When confronted with contradictory findings:
Systematic Metadata Analysis:
Catalog experimental conditions across studies (cell types, hormone treatments)
Assess technical differences in detection methods
Consider genetic background variations (receptor status, cofactor expression)
Mechanistic Reconciliation:
Develop integrative models accommodating context-dependent functions
Consider temporal dynamics of SRA/SRAP expression and action
Assess feedback mechanisms and regulatory circuits
Validation Strategies:
Reproduce key experiments under standardized conditions
Test hypotheses across multiple experimental systems
Implement orthogonal approaches to confirm findings
Collaborative Approaches:
Establish consortium studies with standardized protocols
Develop shared resources (cell lines, antibodies, constructs)
Create centralized databases of SRA1-related findings
The apparent contradictions in SRA1 function likely reflect its biological complexity rather than experimental artifacts, highlighting the importance of context-specific analysis .
Several cutting-edge approaches show promise for SRA1 research:
Structural Biology Advances:
Cryo-EM studies of SRA RNP complexes
Advanced RNA structure probing methods (SHAPE-MaP, RING-MaP)
Integrative structural modeling combining experimental data
Genome Editing Applications:
CRISPR-based screens for SRA1 functional partners
Base editing to introduce specific modifications
Epigenetic editing to modulate SRA1 expression
Single-Cell Technologies:
Combined RNA/protein detection at single-cell resolution
Spatial transcriptomics to assess tissue-specific functions
Live-cell imaging of SRA dynamics
Systems Biology Approaches:
Network analysis of SRA1-dependent regulatory circuits
Mathematical modeling of coding/non-coding functional balance
Multi-omics integration for comprehensive pathway analysis
These technological advances will help resolve longstanding questions about SRA1's complex biology and potentially reveal new therapeutic opportunities .

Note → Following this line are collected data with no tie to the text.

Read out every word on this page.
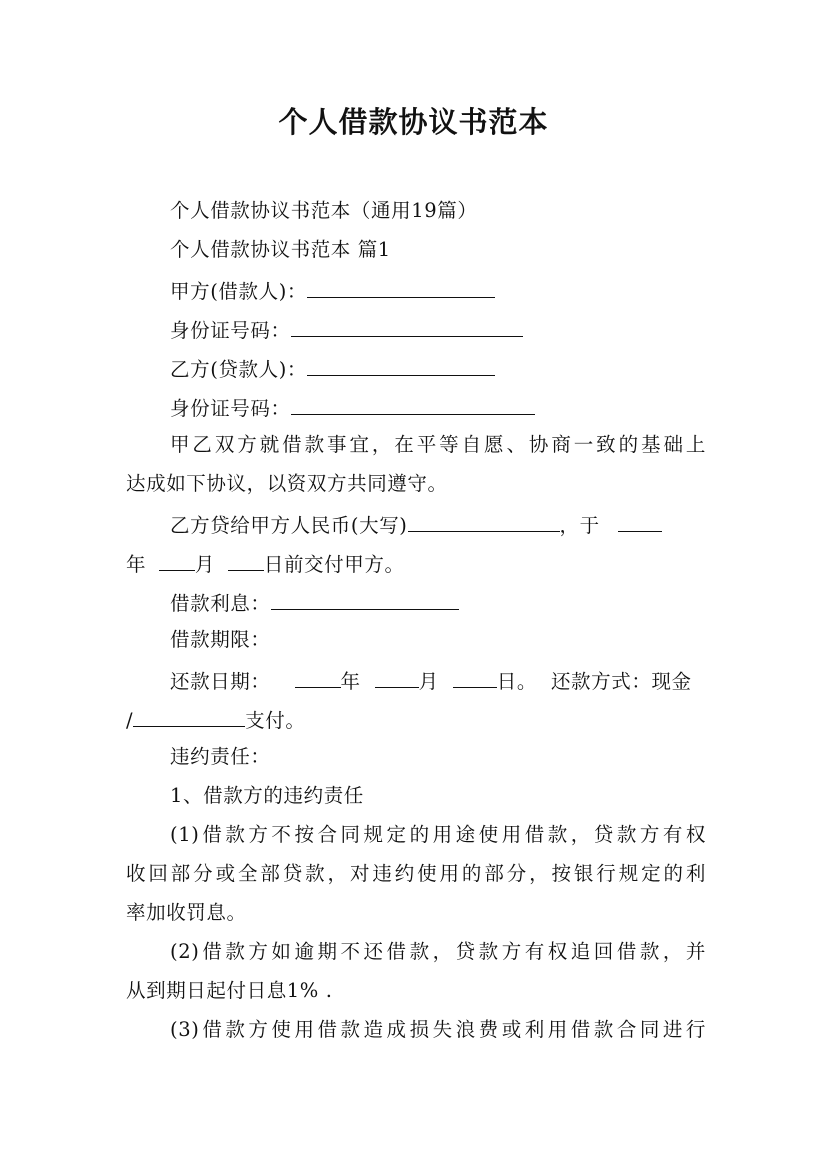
个人借款协议书范本
个人借款协议书范本（通用19篇）
个人借款协议书范本 篇1
甲方(借款人)：
身份证号码：
乙方(贷款人)：
身份证号码：
甲乙双方就借款事宜，在平等自愿、协商一致的基础上
达成如下协议，以资双方共同遵守。
乙方贷给甲方人民币(大写)	，于
年	月	日前交付甲方。
借款利息：
借款期限：
还款日期：	年	月	日。 还款方式：现金
/	支付。
违约责任：
1、借款方的违约责任
(1)借款方不按合同规定的用途使用借款，贷款方有权
收回部分或全部贷款，对违约使用的部分，按银行规定的利
率加收罚息。
(2)借款方如逾期不还借款，贷款方有权追回借款，并
从到期日起付日息1% .
(3)借款方使用借款造成损失浪费或利用借款合同进行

To position SRA1 within the larger signaling landscape:
Network Integration:
Map all known SRA1 interactions with steroid receptor pathways
Identify key nodes where SRA1 influences multiple pathways
Develop predictive models of network perturbations
Comparative Analysis:
Assess similarities/differences in SRA1 function across receptor types
Compare tissue-specific effects in various hormone-responsive systems
Evaluate evolutionary conservation of signaling network architecture
Translational Implications:
Connect molecular mechanisms to physiological outcomes
Identify biomarkers for SRA1-dependent processes
Develop therapeutic strategies targeting specific network components
Methodological Considerations:
Implement systems pharmacology approaches
Develop computational models incorporating both RNA and protein functions
Design experiments testing network-level hypotheses
The ultimate goal is to understand how SRA1's dual nature as RNA and protein contributes to the robustness and adaptability of steroid hormone signaling systems .
Further research revealed that the SRA1 gene produces both a non-coding RNA and a protein-coding mRNA. The non-coding RNA component is part of a ribonucleoprotein complex that includes NCOA1, a nuclear receptor coactivator . The protein product, SRAP, acts as a transcriptional coactivator, enhancing steroid receptor-mediated transactivation through both ligand-dependent and ligand-independent mechanisms .
SRA1 and SRAP are involved in various biological processes, including:
The expression of SRA1 and SRAP is associated with various diseases, including cancer. Increased levels of SRA1 have been linked to breast cancer, suggesting its role in tumorigenesis . Additionally, SRA1 is implicated in other conditions such as atrial standstill and laryngeal squamous cell carcinoma .
Given its involvement in critical biological processes and disease states, SRA1 is a target of interest for therapeutic interventions. Understanding the regulatory mechanisms of SRA1 and its interactions with other proteins could lead to novel treatments for cancer and other diseases.